Arbitration Agreement Lacked Clear Statement That Signing Was Not Required for Admission
Penalty
Summary
The deficiency involves the facility’s failure to ensure its binding arbitration agreement contained an explicit statement that signing the agreement was not a condition of admission, as required by its own policy and regulatory expectations. The facility’s Binding Arbitration Agreements policy dated 11/2023 stated that arbitration agreements are voluntary, that residents are not compelled, pressured, or coerced to enter into such agreements, and that it would be unambiguously communicated that arbitration is optional and not required as a condition of admission or to receive care. However, the actual arbitration agreement form used for three sampled residents included language stating only that execution of the arbitration agreement was not a precondition to the “furnishing of services” to the resident by the facility, without clearly addressing admission status. Record review showed that one resident’s representative signed the arbitration agreement, another resident’s representative refused to sign, and a third resident signed the agreement, all on the same form containing the “furnishing of services” language.

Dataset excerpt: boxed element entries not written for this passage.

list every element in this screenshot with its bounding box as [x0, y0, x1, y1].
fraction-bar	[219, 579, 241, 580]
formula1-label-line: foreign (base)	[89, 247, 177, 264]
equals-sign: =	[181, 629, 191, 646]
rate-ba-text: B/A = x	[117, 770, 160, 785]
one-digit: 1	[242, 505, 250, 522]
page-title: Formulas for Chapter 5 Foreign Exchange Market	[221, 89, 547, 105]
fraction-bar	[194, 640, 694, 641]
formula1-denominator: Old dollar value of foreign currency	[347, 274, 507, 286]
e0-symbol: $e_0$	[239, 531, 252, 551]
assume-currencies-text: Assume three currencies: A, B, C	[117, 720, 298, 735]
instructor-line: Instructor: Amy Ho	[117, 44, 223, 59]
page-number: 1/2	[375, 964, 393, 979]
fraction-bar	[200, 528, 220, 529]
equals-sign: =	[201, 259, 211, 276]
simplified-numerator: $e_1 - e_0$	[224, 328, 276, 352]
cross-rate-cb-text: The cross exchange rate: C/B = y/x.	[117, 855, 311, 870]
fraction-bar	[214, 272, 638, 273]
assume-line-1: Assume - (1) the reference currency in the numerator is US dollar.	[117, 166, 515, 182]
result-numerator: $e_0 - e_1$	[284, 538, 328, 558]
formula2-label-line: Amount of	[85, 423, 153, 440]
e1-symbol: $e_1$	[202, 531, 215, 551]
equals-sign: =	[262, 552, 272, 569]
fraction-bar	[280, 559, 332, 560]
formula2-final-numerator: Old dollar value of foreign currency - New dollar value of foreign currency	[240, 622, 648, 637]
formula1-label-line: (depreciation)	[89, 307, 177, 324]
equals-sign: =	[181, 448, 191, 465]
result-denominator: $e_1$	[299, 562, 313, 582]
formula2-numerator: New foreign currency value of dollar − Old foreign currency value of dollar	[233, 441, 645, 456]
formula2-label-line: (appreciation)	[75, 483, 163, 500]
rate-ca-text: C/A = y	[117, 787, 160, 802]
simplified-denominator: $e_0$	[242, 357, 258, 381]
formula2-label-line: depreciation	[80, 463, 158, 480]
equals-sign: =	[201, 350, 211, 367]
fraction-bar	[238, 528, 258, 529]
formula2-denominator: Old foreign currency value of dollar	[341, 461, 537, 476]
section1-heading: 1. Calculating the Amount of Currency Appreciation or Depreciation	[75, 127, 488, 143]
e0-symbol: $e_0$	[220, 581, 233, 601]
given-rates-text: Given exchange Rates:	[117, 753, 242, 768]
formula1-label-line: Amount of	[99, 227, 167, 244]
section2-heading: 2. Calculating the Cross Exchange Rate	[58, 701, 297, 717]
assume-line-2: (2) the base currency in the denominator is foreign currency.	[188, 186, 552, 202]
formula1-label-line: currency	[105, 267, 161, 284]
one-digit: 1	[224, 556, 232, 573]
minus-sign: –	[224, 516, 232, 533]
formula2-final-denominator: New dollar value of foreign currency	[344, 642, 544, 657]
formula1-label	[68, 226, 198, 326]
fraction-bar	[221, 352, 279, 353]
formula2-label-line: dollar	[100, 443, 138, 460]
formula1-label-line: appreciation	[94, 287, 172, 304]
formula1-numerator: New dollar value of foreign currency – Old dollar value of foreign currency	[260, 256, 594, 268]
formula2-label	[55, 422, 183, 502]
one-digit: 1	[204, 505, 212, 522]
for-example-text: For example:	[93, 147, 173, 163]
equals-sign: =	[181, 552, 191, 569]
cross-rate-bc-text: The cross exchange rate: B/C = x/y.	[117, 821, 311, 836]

For each of these residents, the agreement did not explicitly state that admission to the facility was not dependent on signing the arbitration agreement. During an interview, the SSD acknowledged that the portion of the binding arbitration agreement using the phrase “furnishing of services” did not clearly state that admission to the facility was not contingent on signing the agreement and stated that the wording was not clear enough. The administrator identified that 74 residents resided in the facility at the time of the survey.